Point is: like Percy discusses in his essay, work is central to our lives, and by work, I mean the job.  Sure, I love writing, reading, waxing philosophic, etc., and these are certainly present in my day-to-day life, as well, but often I don't do one or the other of these daily.  I have that luxury should I choose it.  Work is work, and it's something that needs to be done roughly five days a week.  You've got to eat, you need shelter: you need to work.  So it's no surprise that the way we look at the world we live in is shaped by what we do to make that money.  Overall, I'm not the most social creature around, and so working in a customer-oriented industry really plays with my mind in interesting ways (from the writer's perspective).  Percy stresses to his readers the importance of playing this up in our fiction because no matter what we're doing, who we are as workers paints our experience and our reactions to this experience even outside of the workplace.

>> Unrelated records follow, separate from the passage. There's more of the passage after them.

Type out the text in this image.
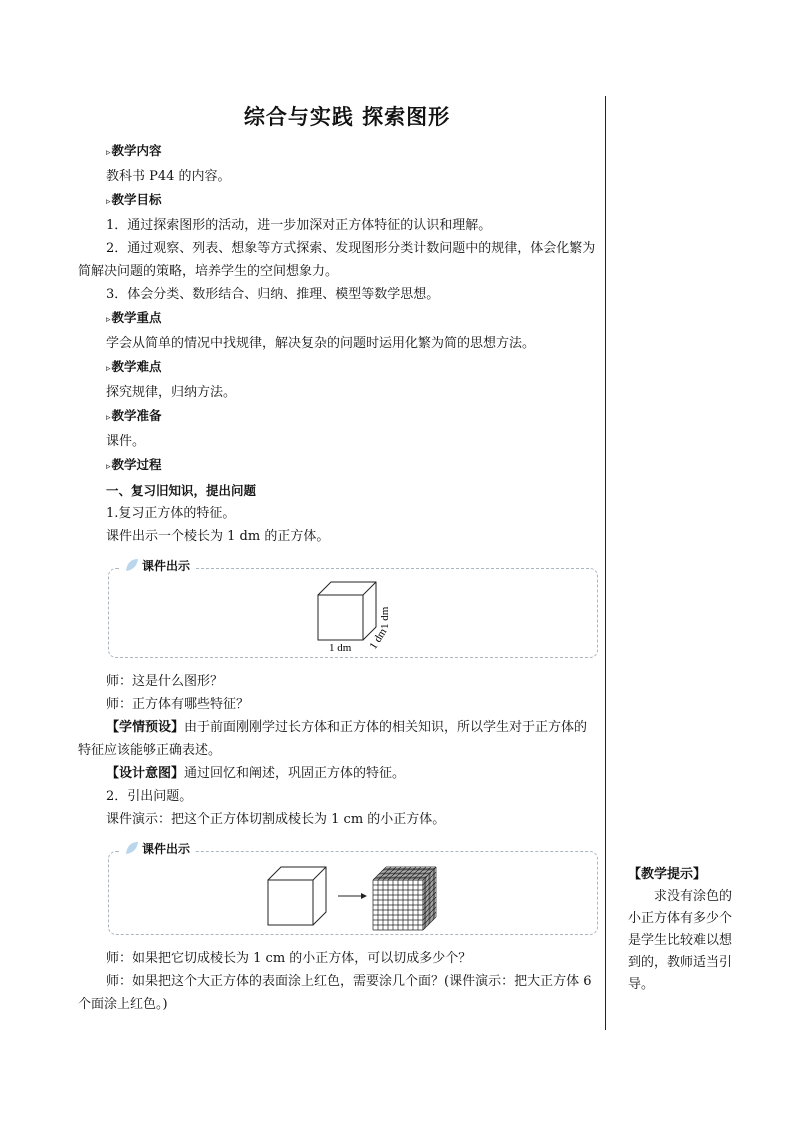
综合与实践 探索图形
▹教学内容
教科书 P44 的内容。
▹教学目标
1．通过探索图形的活动，进一步加深对正方体特征的认识和理解。
2．通过观察、列表、想象等方式探索、发现图形分类计数问题中的规律，体会化繁为简解决问题的策略，培养学生的空间想象力。
3．体会分类、数形结合、归纳、推理、模型等数学思想。
▹教学重点
学会从简单的情况中找规律，解决复杂的问题时运用化繁为简的思想方法。
▹教学难点
探究规律，归纳方法。
▹教学准备
课件。
▹教学过程
一、复习旧知识，提出问题
1.复习正方体的特征。
课件出示一个棱长为 1 dm 的正方体。
课件出示
1 dm
1 dm
1 dm
师：这是什么图形？
师：正方体有哪些特征？
【学情预设】由于前面刚刚学过长方体和正方体的相关知识，所以学生对于正方体的特征应该能够正确表述。
【设计意图】通过回忆和阐述，巩固正方体的特征。
2．引出问题。
课件演示：把这个正方体切割成棱长为 1 cm 的小正方体。
课件出示
师：如果把它切成棱长为 1 cm 的小正方体，可以切成多少个？
师：如果把这个大正方体的表面涂上红色，需要涂几个面？(课件演示：把大正方体 6 个面涂上红色。)
【教学提示】
求没有涂色的小正方体有多少个是学生比较难以想到的，教师适当引导。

Beyond the page, though, how you work and what you've got to do really plays into your development/evolution as a writer.  I work hard, and I do things other people are unwilling to do because I want my job security ensured in this economy.  When I'm home, though, I think about how much I'd like to really push into my field so that the work I do now can be left in the past a.s.a.p.  Culling these emotions from my working experience, it makes me sit my ass down at the computer and work.  Once again, it's work playing into my future and my goals.  Call it vocation affecting avocation, which certainly describes the function of my writing at this stage.

Anyway, I'll have plenty more to say about work in the future.  I just thought I'd post a few preliminary thoughts today.